Research-based Programs

Research-based programs are traditional graduate studies programs, where you are mentored by a faculty member to perform research, teach and learn. Before you apply to a research-based graduate program, here are some questions you should ask yourself.

  • Why are you interested in graduate studies? 
  • Are you curious about some aspect of our world that may lead you to become the world's expert on that topic?
  • Will completing a graduate studies program bring you closer to becoming a leader in your field?
  • What do you bring to the graduate student–thesis advisor relationship?

Looking for your graduate program
When you're looking for a graduate program, one way to begin is from your subject area

  • What have you read in your classes lately that changed the way you see the world? Was there an article or a book or a book chapter that really made you want to learn more about a topic, a way of doing research, or question that you need to explore?
  • Who wrote the piece? Track down what else they have written and read that. Do you find that their conceptual frameworks, theoretical approaches and methodologies appeal to you? Do you like the way they think?
  • Would you like to work with them and study similar topics or other topics from a similar perspective? Google them and read their website or departmental website. Do you think there are others in their department that you would like to take classes from, or work with?
  • Contact your possible supervisor and start a conversation with them. Are they still researching in the area you are interested in? Are they taking new students? Are they interested in supervising topics you are interested in?

What do you bring?
The three traits which faculty members look for in their potential graduate students:

  • academic performance
  • research potential and evidence of ability to perform at the graduate level
  • leadership

The first two traits are relatively easy to document on your academic record, including transcripts, research papers and conference presentations.

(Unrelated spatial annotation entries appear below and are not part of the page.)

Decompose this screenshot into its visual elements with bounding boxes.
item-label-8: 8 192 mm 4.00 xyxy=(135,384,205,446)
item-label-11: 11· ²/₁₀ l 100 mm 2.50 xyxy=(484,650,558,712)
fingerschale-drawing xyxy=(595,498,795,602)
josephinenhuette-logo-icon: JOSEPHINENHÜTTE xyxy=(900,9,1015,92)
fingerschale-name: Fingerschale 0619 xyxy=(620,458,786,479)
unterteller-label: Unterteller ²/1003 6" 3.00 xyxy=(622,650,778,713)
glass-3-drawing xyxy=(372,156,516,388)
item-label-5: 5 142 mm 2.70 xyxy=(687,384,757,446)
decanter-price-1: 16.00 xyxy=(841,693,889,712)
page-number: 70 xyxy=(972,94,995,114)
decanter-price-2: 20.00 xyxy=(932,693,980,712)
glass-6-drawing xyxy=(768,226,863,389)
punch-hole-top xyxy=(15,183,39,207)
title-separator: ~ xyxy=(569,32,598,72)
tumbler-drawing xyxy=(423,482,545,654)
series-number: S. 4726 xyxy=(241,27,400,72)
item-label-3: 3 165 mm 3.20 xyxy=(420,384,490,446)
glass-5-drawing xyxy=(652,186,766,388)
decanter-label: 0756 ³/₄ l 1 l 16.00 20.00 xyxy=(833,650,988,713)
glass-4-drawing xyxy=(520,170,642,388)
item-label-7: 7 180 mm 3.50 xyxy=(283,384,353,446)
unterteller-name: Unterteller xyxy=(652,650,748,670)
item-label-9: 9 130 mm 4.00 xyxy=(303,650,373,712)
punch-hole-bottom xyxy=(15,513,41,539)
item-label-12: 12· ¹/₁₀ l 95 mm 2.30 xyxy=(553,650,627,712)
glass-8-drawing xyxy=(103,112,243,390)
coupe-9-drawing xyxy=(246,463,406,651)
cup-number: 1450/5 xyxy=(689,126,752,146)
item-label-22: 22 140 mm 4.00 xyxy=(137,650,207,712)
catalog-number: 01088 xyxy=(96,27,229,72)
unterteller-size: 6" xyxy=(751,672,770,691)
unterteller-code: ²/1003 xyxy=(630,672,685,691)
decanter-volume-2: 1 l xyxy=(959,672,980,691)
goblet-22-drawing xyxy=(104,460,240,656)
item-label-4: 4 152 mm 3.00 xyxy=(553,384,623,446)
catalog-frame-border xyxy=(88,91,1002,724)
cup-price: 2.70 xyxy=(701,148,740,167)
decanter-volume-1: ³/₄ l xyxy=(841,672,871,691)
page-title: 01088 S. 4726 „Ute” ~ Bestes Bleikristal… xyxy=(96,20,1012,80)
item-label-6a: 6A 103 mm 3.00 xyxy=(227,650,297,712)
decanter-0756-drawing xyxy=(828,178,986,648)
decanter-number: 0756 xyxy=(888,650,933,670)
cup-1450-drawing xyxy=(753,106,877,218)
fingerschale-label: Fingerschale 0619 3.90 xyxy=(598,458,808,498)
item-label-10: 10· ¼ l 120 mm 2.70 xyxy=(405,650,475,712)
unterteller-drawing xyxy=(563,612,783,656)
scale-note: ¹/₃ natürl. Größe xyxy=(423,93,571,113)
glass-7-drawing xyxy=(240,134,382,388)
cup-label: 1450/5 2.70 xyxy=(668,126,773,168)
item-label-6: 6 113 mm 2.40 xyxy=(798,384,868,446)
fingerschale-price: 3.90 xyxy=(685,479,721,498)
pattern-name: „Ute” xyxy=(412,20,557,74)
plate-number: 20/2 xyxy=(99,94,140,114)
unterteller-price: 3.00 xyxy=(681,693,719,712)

The third trait, leadership, is highly valued as it is evidence that you have the drive and potential to become a leader in your field. It is also highly valued by the major award granting agencies, such as Vanier, Trudeau, CIHR, SSHRC and NSERC.

Some evidence of leadership skills may include:

  • significant artistic achievements or professional involvement in the arts; athletic achievements; independent entrepreneurial activities
  • volunteer experience related to your academic discipline: mentoring; teaching; involvement in student government; organizing conferences; involvement in your professional society
  • community involvement: volunteering for non-profit organizations; political activity; elected positions

Read through SFU's graduate student profiles, and you'll see that the students in our programs are not only academically excellent; they're also active contributors in shaping their communities.